Sir John Leigh named the park after his father, John Leigh senior, and also donated a state-of-the-art hospital which stood next to the park, the John Leigh Military Hospital, so enabling returning soldiers to recuperate. 

The playground at John Leigh park

Leslie’s impression was that the Countess of Stamford was embarrassed that Leigh had swept in and acted so respectably. 

In a letter to the council, she said that it had always been the intention of the Earl to donate the land and that they were waiting for their son to turn 21 so that it could be a gift from him.

In response, the Stamford estate donated some other land nearby to be developed into working men’s housing in the early 1920s: the Oldfield Brow estate. 

From her research, she believes that Sir John Leigh was a very “altruistic” man and that “his heart was in the right place”. 

“He only lived locally for about 10 years. He gave up his position in John Leigh Ltd. in 1920 to pursue a career in politics.
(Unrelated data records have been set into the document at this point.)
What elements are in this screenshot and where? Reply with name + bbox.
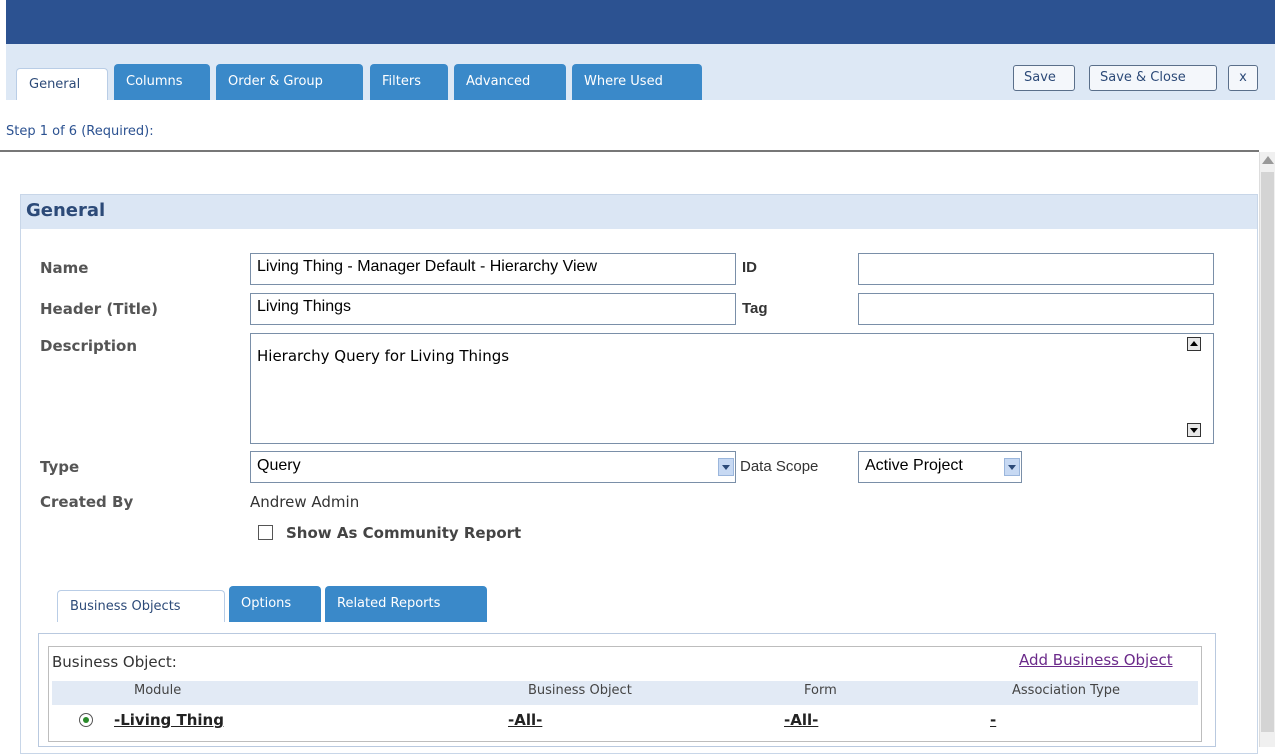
type-value: Query xyxy=(257,457,301,474)
row-module-link[interactable]: -Living Thing xyxy=(114,711,224,729)
type-select[interactable]: Query xyxy=(250,451,736,483)
column-header-association-type[interactable]: Association Type xyxy=(1012,683,1120,698)
column-header-module[interactable]: Module xyxy=(134,683,181,698)
scroll-up-icon[interactable] xyxy=(1262,156,1274,164)
tab-where-used[interactable]: Where Used xyxy=(572,64,702,100)
save-button[interactable]: Save xyxy=(1013,65,1075,91)
top-banner xyxy=(6,0,1275,44)
data-scope-label: Data Scope xyxy=(740,458,819,475)
created-by-label: Created By xyxy=(40,493,134,511)
community-report-label: Show As Community Report xyxy=(286,524,522,542)
page-scrollbar[interactable] xyxy=(1259,152,1275,747)
data-scope-select[interactable]: Active Project xyxy=(858,451,1022,483)
subtab-related-reports[interactable]: Related Reports xyxy=(325,586,487,622)
id-field[interactable] xyxy=(858,253,1214,285)
name-field[interactable]: Living Thing - Manager Default - Hierarc… xyxy=(250,253,736,285)
community-report-checkbox[interactable] xyxy=(258,525,273,540)
subtab-business-objects[interactable]: Business Objects xyxy=(57,590,225,622)
textarea-scroll-down-icon[interactable] xyxy=(1187,423,1201,437)
row-business-object-link[interactable]: -All- xyxy=(508,711,542,729)
add-business-object-link[interactable]: Add Business Object xyxy=(1019,651,1173,669)
header-field[interactable]: Living Things xyxy=(250,293,736,325)
description-label: Description xyxy=(40,337,138,355)
tag-field[interactable] xyxy=(858,293,1214,325)
id-label: ID xyxy=(742,259,757,276)
tab-filters[interactable]: Filters xyxy=(370,64,448,100)
description-textarea[interactable]: Hierarchy Query for Living Things xyxy=(250,333,1214,444)
type-label: Type xyxy=(40,458,80,476)
section-header xyxy=(21,195,1257,229)
description-text: Hierarchy Query for Living Things xyxy=(257,347,510,365)
save-close-button[interactable]: Save & Close xyxy=(1089,65,1217,91)
section-title: General xyxy=(26,200,106,221)
data-scope-value: Active Project xyxy=(865,457,963,474)
close-button[interactable]: x xyxy=(1228,65,1258,91)
tag-label: Tag xyxy=(742,300,768,317)
column-header-business-object[interactable]: Business Object xyxy=(528,683,632,698)
chevron-down-icon[interactable] xyxy=(718,458,734,476)
name-label: Name xyxy=(40,259,89,277)
tab-general[interactable]: General xyxy=(16,68,108,100)
tab-columns[interactable]: Columns xyxy=(114,64,210,100)
step-indicator: Step 1 of 6 (Required): xyxy=(6,124,154,139)
header-label: Header (Title) xyxy=(40,300,158,318)
tab-order-group[interactable]: Order & Group xyxy=(216,64,363,100)
tab-advanced[interactable]: Advanced xyxy=(454,64,566,100)
column-header-form[interactable]: Form xyxy=(804,683,837,698)
chevron-down-icon[interactable] xyxy=(1004,458,1020,476)
business-object-label: Business Object: xyxy=(52,653,177,671)
textarea-scroll-up-icon[interactable] xyxy=(1187,337,1201,351)
scroll-thumb[interactable] xyxy=(1261,172,1274,732)
created-by-value: Andrew Admin xyxy=(250,493,360,511)
divider xyxy=(0,150,1259,152)
subtab-options[interactable]: Options xyxy=(229,586,321,622)
row-association-type-link[interactable]: - xyxy=(990,711,996,729)
row-form-link[interactable]: -All- xyxy=(784,711,818,729)
row-select-radio[interactable] xyxy=(79,713,93,727)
It seems like he was interested in his fellow man and was always trying to do his best to help.”

Spring blossom at the park

Along with the donations from Sir John Leigh in 1917, he also turned his father’s former home in Sale into John Leigh War Memorial Hospital, specifically for men suffering from shell shock – one of the first few places where it was genuinely considered a condition. 

The aims of the park were as similar then as they are now. He made the park a haven for the broken soldiers a century ago but he was also keen for it to be a gift to the people of Altrincham. 

Leslie added: “I don’t think he could have imagined how important it would have been for society today. We spend so much time rushing around and to have this sanctuary, this peaceful retreat. I think it’s what we need in this busy world.”